We have MFA enabled. Are we still at risk?
Yes. EKZ Infostealer specifically targets session cookies in addition to stored passwords. Session cookies represent sessions where MFA has already been satisfied. An attacker who obtains a valid session cookie can authenticate to your cloud applications without needing to pass an MFA challenge. Patching EMS and resetting passwords after any confirmed infection are the appropriate responses - MFA alone doesn't address this specific threat.
How do I check what version of FortiClient EMS we're running?
Log into your FortiClient EMS console. The version number is typically displayed in the top navigation or under System - Dashboard. Compare it against the versions listed in Fortinet's PSIRT advisory FG-IR-26-049 to see if your deployment is on a patched build. If you're not sure who manages your EMS server or how to access it, your IT team or managed IT provider should be able to tell you quickly.
What if we don't use FortiClient EMS but do use FortiGate firewalls?

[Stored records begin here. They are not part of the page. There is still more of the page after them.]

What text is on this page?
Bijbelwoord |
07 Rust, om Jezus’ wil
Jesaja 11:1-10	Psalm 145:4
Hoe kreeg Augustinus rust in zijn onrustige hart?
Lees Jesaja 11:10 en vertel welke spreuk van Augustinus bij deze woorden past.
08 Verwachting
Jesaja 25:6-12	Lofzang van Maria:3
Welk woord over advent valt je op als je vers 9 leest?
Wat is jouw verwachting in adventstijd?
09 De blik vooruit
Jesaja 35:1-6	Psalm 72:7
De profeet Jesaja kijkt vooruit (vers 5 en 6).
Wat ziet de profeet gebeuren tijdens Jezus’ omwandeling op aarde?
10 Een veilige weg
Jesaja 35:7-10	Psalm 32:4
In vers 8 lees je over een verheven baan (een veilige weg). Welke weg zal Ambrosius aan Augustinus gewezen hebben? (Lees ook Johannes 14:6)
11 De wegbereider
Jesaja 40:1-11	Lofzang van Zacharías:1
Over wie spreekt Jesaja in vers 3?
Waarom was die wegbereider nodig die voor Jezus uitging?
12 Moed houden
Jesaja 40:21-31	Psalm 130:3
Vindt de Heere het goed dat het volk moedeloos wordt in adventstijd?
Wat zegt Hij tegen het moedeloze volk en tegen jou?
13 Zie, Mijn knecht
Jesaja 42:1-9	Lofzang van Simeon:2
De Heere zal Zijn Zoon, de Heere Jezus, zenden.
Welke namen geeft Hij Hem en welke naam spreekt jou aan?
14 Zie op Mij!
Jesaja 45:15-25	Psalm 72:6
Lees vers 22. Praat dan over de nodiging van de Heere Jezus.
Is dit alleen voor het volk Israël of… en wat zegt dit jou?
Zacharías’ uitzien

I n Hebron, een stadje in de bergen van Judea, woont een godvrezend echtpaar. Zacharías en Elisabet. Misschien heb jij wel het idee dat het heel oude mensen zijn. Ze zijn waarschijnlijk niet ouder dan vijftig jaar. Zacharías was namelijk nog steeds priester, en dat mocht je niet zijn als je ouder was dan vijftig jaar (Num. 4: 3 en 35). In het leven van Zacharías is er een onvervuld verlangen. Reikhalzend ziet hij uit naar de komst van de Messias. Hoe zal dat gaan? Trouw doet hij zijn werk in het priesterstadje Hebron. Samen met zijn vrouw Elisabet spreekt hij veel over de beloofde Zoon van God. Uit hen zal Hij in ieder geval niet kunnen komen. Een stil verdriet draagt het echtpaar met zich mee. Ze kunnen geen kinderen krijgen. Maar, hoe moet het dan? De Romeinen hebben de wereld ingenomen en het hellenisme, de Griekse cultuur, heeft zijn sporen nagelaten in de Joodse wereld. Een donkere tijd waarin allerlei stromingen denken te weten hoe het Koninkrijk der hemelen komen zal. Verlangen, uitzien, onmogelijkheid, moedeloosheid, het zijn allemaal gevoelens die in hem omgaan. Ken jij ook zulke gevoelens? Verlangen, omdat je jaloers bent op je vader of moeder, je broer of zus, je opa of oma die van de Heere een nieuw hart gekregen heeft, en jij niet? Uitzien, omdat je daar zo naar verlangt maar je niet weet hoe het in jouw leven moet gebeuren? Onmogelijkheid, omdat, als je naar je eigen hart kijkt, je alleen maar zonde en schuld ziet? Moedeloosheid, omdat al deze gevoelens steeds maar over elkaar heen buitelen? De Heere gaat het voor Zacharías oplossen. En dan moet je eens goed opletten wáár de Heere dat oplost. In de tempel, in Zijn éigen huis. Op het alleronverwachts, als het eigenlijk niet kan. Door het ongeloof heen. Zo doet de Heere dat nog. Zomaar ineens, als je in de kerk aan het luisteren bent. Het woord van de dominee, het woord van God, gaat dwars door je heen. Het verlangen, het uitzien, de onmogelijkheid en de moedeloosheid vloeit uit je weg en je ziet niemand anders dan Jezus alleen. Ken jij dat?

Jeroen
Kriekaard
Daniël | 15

CVE-2026-35616 is specific to FortiClient EMS, not FortiGate firewall appliances. If your organization uses FortiGate for perimeter security but doesn't centrally manage endpoints through FortiClient EMS, this particular vulnerability doesn't apply to your environment. Keeping FortiGate firmware current is still standard practice, but this specific exploit is not a FortiGate issue.
How long does patching FortiClient EMS typically take?
The actual patch application is usually 30 to 60 minutes for a straightforward upgrade, plus time for testing and validation. The harder part is often scheduling and approval, especially in environments with formal change management. Given active exploitation, this one warrants treating as an emergency patch - meaning the next available window, not the next monthly maintenance cycle.